I had barely crossed the road, when the whisper I have come to know and love, asked a very pointed question: “So, which miracle draws more attention to me (God)? The miracle of supernatural, instantaneous healing? That, quite frankly, is often forgotten within days? Or the miracle of somebody exhibiting supernatural courage and grace as they face the challenges of every moment of every day?”

If there is a correct answer, it is probably, “Both/and.” And please, do not misunderstand me. I am not suggesting for even a second that we shouldn’t be believing in miracles, or even praying for them. I’ve seen enough to know that miracles, whatever shape they come in, give My Great Papa bucketloads of credit, and inspire faith and confidence in him to do it again. But I wonder – that’s all – whether we underestimate the stories of those who are never healed, but exhibit the same faith and confidence in God by their courage and resilience in the face of adversity?

Speaking for myself, I am inspired by those close to me, and those who are strangers, who have no faith or bucketloads of faith, who face their challenges with courage and resilience. And my faith is lifted and injected with new life – yes, with the way they deal with their lives, but also when I see and hear stories of Papa’s supernatural interventions in the lives of others.

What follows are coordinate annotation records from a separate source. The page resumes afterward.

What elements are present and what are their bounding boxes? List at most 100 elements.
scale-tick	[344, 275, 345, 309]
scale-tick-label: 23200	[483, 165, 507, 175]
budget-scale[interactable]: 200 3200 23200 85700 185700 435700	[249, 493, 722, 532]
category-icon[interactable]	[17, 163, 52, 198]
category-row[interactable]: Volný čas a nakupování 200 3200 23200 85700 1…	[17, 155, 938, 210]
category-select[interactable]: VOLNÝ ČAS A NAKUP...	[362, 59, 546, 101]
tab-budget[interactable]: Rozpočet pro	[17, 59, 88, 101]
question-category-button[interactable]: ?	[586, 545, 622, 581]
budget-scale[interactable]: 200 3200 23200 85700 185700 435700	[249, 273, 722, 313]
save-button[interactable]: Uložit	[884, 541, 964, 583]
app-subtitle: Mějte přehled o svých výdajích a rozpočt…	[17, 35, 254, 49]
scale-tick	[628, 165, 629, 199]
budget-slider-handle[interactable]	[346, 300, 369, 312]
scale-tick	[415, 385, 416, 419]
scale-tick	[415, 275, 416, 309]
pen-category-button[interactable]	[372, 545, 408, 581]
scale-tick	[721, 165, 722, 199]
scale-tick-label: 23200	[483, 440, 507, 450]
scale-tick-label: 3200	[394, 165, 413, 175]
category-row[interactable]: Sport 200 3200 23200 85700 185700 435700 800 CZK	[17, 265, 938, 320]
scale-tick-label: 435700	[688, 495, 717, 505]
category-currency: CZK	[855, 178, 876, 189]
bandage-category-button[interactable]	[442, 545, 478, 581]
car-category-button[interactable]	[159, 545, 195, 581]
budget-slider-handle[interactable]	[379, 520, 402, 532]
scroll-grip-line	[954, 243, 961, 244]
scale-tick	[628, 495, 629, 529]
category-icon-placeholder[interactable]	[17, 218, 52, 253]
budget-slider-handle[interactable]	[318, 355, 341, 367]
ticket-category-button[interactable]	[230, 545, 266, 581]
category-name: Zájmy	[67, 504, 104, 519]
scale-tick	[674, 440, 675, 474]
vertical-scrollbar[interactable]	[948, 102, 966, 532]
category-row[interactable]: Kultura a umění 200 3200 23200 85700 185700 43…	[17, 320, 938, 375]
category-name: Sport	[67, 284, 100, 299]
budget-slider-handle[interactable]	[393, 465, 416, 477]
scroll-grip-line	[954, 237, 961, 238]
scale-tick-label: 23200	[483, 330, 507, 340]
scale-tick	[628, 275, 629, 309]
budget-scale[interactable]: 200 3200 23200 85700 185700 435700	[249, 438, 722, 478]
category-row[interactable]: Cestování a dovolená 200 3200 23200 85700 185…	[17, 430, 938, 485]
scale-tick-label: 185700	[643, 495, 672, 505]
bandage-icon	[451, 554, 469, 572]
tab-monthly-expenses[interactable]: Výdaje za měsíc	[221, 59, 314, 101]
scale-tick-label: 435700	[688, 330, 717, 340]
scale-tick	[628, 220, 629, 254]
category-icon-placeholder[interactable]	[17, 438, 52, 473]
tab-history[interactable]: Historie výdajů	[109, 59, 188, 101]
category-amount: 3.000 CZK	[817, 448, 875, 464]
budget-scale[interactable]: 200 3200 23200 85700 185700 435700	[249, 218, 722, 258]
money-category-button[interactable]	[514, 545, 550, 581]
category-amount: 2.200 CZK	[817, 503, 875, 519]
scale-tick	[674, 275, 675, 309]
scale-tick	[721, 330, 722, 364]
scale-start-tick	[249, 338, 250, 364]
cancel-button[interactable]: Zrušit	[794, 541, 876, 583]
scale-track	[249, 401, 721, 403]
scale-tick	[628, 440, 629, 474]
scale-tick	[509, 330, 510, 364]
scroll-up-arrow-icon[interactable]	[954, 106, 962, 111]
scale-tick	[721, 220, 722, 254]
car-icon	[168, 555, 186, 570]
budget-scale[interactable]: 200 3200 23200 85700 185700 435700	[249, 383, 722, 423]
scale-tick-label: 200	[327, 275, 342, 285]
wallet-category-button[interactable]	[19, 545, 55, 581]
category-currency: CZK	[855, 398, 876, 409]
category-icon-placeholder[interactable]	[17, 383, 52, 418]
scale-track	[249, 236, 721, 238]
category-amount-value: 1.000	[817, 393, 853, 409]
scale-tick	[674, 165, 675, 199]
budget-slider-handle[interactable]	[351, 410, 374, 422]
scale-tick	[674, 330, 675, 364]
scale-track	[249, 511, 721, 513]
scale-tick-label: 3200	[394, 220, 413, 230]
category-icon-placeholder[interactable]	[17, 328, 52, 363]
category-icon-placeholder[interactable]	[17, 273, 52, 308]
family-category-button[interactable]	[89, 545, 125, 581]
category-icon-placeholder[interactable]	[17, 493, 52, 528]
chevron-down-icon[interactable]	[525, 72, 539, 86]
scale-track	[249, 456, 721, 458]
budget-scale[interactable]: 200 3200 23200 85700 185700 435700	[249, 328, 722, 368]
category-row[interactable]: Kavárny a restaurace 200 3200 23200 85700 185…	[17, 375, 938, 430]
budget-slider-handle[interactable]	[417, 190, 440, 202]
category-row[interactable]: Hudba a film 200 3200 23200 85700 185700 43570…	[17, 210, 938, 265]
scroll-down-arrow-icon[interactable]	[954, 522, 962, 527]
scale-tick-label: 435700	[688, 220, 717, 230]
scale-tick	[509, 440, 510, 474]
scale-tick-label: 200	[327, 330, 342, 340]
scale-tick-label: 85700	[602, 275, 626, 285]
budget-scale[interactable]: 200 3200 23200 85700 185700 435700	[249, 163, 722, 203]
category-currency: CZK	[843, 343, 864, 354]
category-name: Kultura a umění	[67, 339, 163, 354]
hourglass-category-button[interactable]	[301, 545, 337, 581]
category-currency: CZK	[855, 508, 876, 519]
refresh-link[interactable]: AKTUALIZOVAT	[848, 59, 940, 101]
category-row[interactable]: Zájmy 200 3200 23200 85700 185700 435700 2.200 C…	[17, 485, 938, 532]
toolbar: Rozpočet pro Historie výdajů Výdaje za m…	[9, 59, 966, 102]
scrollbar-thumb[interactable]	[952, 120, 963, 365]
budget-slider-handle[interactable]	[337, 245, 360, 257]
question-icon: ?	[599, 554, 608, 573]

It is often not what you are looking at, but what you see and the way you see it.

Where the Light Fell

I have always absorbed Philip Yancey’s books. He has never been afraid to ask awkward questions of the church, or of God. The rebel in me kind of likes that.

This is subtitled, “A Memoir” and in his usual way, he shines a light on his own life, and the pain that has been endured by all of his family and many more.

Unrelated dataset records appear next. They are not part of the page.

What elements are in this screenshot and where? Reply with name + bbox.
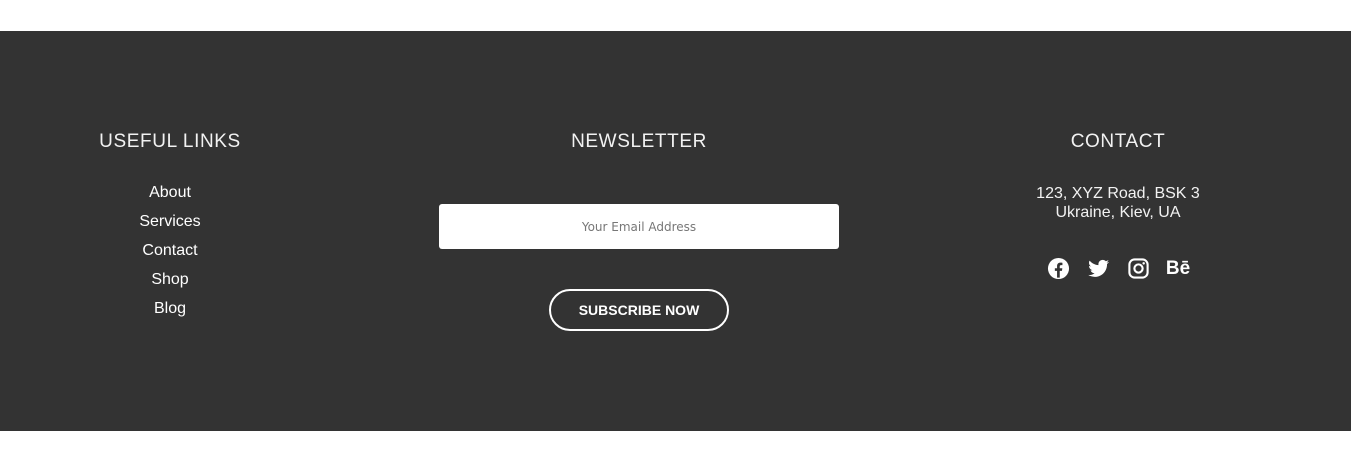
contact-address: 123, XYZ Road, BSK 3 Ukraine, Kiev, UA [988,184,1248,222]
facebook-icon[interactable] [1047,257,1070,280]
site-footer: USEFUL LINKS About Services Contact Shop… [0,31,1351,431]
link-about[interactable]: About [40,183,300,212]
newsletter-heading: NEWSLETTER [571,131,707,152]
behance-icon[interactable]: Bē [1166,257,1190,280]
twitter-icon[interactable] [1087,257,1110,280]
link-services[interactable]: Services [40,212,300,241]
link-shop[interactable]: Shop [40,270,300,299]
contact-heading: CONTACT [1070,131,1166,152]
link-blog[interactable]: Blog [40,299,300,328]
address-line-2: Ukraine, Kiev, UA [1055,204,1181,221]
subscribe-button[interactable]: SUBSCRIBE NOW [549,289,729,331]
instagram-icon[interactable] [1127,257,1150,280]
useful-links-heading: USEFUL LINKS [99,131,241,152]
link-contact[interactable]: Contact [40,241,300,270]
address-line-1: 123, XYZ Road, BSK 3 [1036,185,1200,202]
useful-links-list: About Services Contact Shop Blog [40,183,300,328]
email-input[interactable] [439,204,839,249]
social-links: Bē [988,257,1248,280]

What I didn’t expect was the book to become a mirror and a spotlight onto my own life. In so many ways, our stories are similar, though what he endured at the hands of Church and Bible College leaves my pain in the shadows. And it appears that the soul ties that exist between fundamentalism and Republicanism in the US are more obvious than they are here in the UK. Although… when I was growing up, it was almost insisted on, at least by my parents, that the only party a Christian should vote for is Conservative. Really?

As I read, and looked in the mirror, and allowed the spotlight to shine into the dark shadows of my own life, I saw, in a new way, that I am more free today than I was even a couple of years ago. And if only to ask questions and to allow the answers to send me on an inner journey of adventure and discovery. As you will see in the coming year, my reading material is varied and diverse. And before you blame somebody else, I requested these books for Christmas and Birthday, myself, and with purpose.

I would heartily recommend this book by Philip Yancey. It makes for painful reading, but the story of redemption and grace shines through, even in the darkest moments.